The U-M campus project works with students at the U as well as those from Eastern Michigan University, Washtenaw Community College and other area colleges. These YPP College Math Literacy Workers train high school students. In Ann Arbor’s case, those Huron High School students are bringing a fun style of math lessons to students at Scarlett Middle School. “The way we train our college students is very important to what we do,” Tracy added.

Program staffing is funded through U-M’s LS&A, with college students doing some fund-raising for the program. School districts that participate also fund their specific programs; in the Ann Arbor Public Schools, the district is funding $20,000 and the Ann Arbor Education Association is funding the remaining $5,000.

Other outreach through the U-M YPP includes programs in Willow Run, Lincoln, Ypsilanti and Wayne-Westland districts.

Young People's Project

Students are eager to answer during a numbers exercise.

Brit Satchwell, a sixth-grade mathematics teacher in the Ann Arbor Public Schools serves as president of the Ann Arbor Education Association. He said he has thought about a similar concept for several years: Involving students at multiple levels, not in place of any district initiatives, but in addition to them. “I thought, let’s forge a link with the community,” he said.

Things began to come together with a connection to the local Young People’s Project, he said. Satchwell and Michelle Madden, former math and science curriculum coordinator for the district, pushed for the program and in 2009-10, former Superintendent Todd Roberts met Robert Moses, founder of the Algebra Project, and Roberts got Ann Arbor Public Schools involved.
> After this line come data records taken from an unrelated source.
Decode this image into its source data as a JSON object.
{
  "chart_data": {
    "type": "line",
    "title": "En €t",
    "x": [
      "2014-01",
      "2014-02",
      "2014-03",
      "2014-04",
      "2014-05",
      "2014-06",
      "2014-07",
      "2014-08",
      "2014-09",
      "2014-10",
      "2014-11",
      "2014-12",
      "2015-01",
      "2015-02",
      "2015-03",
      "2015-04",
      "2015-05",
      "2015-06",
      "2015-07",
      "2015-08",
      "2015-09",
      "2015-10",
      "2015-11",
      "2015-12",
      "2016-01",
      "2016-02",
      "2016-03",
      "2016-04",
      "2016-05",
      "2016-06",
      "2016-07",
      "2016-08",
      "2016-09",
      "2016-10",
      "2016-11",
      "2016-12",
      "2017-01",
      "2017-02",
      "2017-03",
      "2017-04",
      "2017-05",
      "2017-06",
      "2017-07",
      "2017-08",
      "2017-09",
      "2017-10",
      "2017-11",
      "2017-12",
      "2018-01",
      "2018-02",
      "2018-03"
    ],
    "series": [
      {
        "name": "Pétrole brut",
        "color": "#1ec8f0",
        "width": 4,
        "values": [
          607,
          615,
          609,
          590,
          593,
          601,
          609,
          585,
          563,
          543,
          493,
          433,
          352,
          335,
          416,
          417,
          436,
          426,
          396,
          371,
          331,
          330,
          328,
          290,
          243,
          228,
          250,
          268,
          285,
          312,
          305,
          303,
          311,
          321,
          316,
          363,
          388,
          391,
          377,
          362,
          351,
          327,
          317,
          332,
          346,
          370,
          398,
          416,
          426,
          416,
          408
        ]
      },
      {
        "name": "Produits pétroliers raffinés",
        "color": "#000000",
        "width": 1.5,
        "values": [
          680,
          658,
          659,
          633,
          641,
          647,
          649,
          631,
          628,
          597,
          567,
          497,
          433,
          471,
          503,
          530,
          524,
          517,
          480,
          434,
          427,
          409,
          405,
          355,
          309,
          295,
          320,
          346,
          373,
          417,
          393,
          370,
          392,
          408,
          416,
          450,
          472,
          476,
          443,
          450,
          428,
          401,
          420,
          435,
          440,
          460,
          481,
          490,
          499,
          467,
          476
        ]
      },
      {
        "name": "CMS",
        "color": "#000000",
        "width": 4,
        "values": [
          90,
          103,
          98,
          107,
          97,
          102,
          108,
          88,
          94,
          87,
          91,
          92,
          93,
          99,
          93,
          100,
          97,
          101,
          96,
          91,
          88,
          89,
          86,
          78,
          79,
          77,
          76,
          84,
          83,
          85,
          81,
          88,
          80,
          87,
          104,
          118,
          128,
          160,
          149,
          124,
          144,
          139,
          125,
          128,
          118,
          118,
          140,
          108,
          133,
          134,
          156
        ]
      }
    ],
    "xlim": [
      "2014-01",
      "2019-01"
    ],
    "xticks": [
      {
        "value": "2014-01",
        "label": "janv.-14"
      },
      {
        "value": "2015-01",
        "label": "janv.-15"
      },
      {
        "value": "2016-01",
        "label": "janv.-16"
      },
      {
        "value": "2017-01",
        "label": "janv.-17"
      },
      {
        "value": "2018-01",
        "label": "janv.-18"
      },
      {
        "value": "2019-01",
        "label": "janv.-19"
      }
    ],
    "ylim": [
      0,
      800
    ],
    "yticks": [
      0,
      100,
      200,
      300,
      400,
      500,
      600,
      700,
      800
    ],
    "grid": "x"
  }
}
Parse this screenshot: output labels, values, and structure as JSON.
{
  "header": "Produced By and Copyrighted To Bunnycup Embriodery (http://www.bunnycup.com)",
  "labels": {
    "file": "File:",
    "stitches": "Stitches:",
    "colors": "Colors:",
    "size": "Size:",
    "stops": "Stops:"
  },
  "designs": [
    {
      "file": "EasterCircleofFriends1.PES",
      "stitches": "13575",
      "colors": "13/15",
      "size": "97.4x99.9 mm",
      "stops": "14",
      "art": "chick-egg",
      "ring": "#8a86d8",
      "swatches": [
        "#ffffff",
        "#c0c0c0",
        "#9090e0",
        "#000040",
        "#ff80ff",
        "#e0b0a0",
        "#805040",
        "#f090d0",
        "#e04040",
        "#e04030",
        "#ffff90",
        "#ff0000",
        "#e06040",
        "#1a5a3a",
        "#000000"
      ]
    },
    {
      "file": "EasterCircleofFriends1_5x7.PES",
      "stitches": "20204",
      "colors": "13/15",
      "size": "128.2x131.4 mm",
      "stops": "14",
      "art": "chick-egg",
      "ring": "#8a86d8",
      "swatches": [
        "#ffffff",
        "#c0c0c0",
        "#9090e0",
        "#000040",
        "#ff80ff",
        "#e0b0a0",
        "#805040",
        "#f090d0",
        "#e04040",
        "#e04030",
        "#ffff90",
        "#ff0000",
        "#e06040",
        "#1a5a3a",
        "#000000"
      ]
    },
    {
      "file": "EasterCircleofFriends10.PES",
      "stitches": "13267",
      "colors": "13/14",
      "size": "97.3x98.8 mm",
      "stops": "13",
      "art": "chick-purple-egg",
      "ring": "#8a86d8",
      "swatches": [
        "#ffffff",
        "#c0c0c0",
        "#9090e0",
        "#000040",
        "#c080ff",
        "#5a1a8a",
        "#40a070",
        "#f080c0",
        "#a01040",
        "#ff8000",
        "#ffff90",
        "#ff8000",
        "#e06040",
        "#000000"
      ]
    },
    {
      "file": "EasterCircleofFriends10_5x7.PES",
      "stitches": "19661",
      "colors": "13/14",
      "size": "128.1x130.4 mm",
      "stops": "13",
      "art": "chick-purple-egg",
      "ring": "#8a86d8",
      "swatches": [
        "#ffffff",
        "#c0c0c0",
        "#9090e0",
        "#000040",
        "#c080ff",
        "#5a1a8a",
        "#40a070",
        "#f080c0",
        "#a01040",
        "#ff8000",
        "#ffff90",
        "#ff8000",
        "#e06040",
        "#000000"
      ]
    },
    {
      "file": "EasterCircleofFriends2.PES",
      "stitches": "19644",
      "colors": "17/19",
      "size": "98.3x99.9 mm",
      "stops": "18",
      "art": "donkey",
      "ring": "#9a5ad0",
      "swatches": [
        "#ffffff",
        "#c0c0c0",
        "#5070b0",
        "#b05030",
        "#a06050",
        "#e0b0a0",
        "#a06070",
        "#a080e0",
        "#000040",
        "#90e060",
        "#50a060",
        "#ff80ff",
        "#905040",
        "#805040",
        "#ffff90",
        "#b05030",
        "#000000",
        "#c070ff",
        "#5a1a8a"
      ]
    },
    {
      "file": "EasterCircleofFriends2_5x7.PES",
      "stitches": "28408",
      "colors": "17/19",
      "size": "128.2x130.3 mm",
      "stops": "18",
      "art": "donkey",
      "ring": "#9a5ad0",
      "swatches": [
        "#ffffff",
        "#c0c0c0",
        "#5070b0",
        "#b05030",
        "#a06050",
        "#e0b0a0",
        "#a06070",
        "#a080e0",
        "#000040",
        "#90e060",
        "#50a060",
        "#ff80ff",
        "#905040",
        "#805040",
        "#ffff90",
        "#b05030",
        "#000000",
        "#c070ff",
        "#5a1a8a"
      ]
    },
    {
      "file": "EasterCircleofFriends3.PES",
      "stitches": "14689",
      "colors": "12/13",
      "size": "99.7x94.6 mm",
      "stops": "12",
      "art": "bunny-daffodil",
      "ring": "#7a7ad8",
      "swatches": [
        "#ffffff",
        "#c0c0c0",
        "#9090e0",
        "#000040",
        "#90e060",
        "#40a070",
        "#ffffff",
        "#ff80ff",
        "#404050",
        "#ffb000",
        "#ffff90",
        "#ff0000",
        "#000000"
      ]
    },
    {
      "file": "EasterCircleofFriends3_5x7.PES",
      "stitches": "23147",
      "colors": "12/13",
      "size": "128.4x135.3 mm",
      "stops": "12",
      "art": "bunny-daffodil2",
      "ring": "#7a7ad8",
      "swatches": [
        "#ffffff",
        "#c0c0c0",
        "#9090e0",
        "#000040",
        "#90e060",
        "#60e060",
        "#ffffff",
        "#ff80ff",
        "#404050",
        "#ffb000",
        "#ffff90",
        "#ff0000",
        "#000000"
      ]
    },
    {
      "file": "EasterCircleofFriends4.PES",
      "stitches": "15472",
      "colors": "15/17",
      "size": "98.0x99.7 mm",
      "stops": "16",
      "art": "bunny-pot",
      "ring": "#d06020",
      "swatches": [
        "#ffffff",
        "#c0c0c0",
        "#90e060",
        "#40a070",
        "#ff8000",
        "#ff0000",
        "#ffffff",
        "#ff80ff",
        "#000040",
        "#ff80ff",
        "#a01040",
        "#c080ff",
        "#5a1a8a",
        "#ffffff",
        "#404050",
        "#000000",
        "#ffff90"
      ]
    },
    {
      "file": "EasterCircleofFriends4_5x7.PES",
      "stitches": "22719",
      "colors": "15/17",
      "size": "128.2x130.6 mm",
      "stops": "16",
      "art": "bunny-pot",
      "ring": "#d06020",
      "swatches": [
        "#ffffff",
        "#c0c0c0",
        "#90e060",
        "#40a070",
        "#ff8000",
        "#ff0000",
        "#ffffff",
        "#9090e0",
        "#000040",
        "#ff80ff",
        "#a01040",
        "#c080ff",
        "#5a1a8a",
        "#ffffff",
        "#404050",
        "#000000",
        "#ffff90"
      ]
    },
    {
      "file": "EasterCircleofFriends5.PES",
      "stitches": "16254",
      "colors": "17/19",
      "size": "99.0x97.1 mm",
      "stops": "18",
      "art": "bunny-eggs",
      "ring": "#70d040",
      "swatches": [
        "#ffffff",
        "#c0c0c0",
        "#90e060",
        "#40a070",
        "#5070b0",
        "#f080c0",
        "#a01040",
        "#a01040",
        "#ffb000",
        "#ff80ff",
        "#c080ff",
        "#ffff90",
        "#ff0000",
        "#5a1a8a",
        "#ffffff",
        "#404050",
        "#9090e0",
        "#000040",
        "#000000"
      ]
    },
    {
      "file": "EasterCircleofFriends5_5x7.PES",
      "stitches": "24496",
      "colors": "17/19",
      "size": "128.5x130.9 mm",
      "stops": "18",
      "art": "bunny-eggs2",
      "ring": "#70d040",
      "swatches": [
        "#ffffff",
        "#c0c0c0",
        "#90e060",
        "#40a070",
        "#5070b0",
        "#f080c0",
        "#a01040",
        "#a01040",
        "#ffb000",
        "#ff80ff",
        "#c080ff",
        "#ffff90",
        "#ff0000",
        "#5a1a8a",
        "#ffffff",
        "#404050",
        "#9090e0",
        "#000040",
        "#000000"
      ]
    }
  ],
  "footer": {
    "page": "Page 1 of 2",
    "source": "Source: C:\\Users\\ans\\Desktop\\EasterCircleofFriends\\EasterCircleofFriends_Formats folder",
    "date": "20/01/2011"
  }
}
Satchwell said where most districts fund their YPP programs through outside grants, this is “the first school district coming through the front door” and dedicating resources to the effort, he said.

“It has fun activities that contain algebraic concepts,” Satchwell said of YPP. “It’s all about algebra readiness.” He said that middle school students are at a prime age for the program. “Cognitively, they’re right at the edge of going from concrete to abstract thinking,” he added.

The program seeks systemic change and ties into the Ann Arbor Public Schools’ Strategic Plan, which calls for higher-level math skills in middle school to prep students for more intense high school graduation requirements. Curriculum officials have called algebra a “gateway” course to higher-level math and said increasing student understanding at an earlier age will bring success in high school.

During the program’s first after-school session at Scarlett this month, YPP College Math Literacy Workers were on site overseeing the Huron-Scarlett teams. After some ice-breaking exercises, some of the teams moved right into the math.

The students are a mix: Some who like math, others who don’t; some who say they are good at it and others who struggle. By the end of the two-hour session, most appeared to be enjoying being part of YPP.

Natalie Erb is a U-M senior history major got involved with YPP through the Project Community class at U-M that encourages community service. She started working with students in the Lincoln school district and, this year, she is assigned to Huron and Scarlett.

She said the program makes a difference in middle schoolers’ confidence and their ability to do math and algebra concepts. “If nothing else, they have a new appreciation for it,” she said. “It’s a new way of thinking.”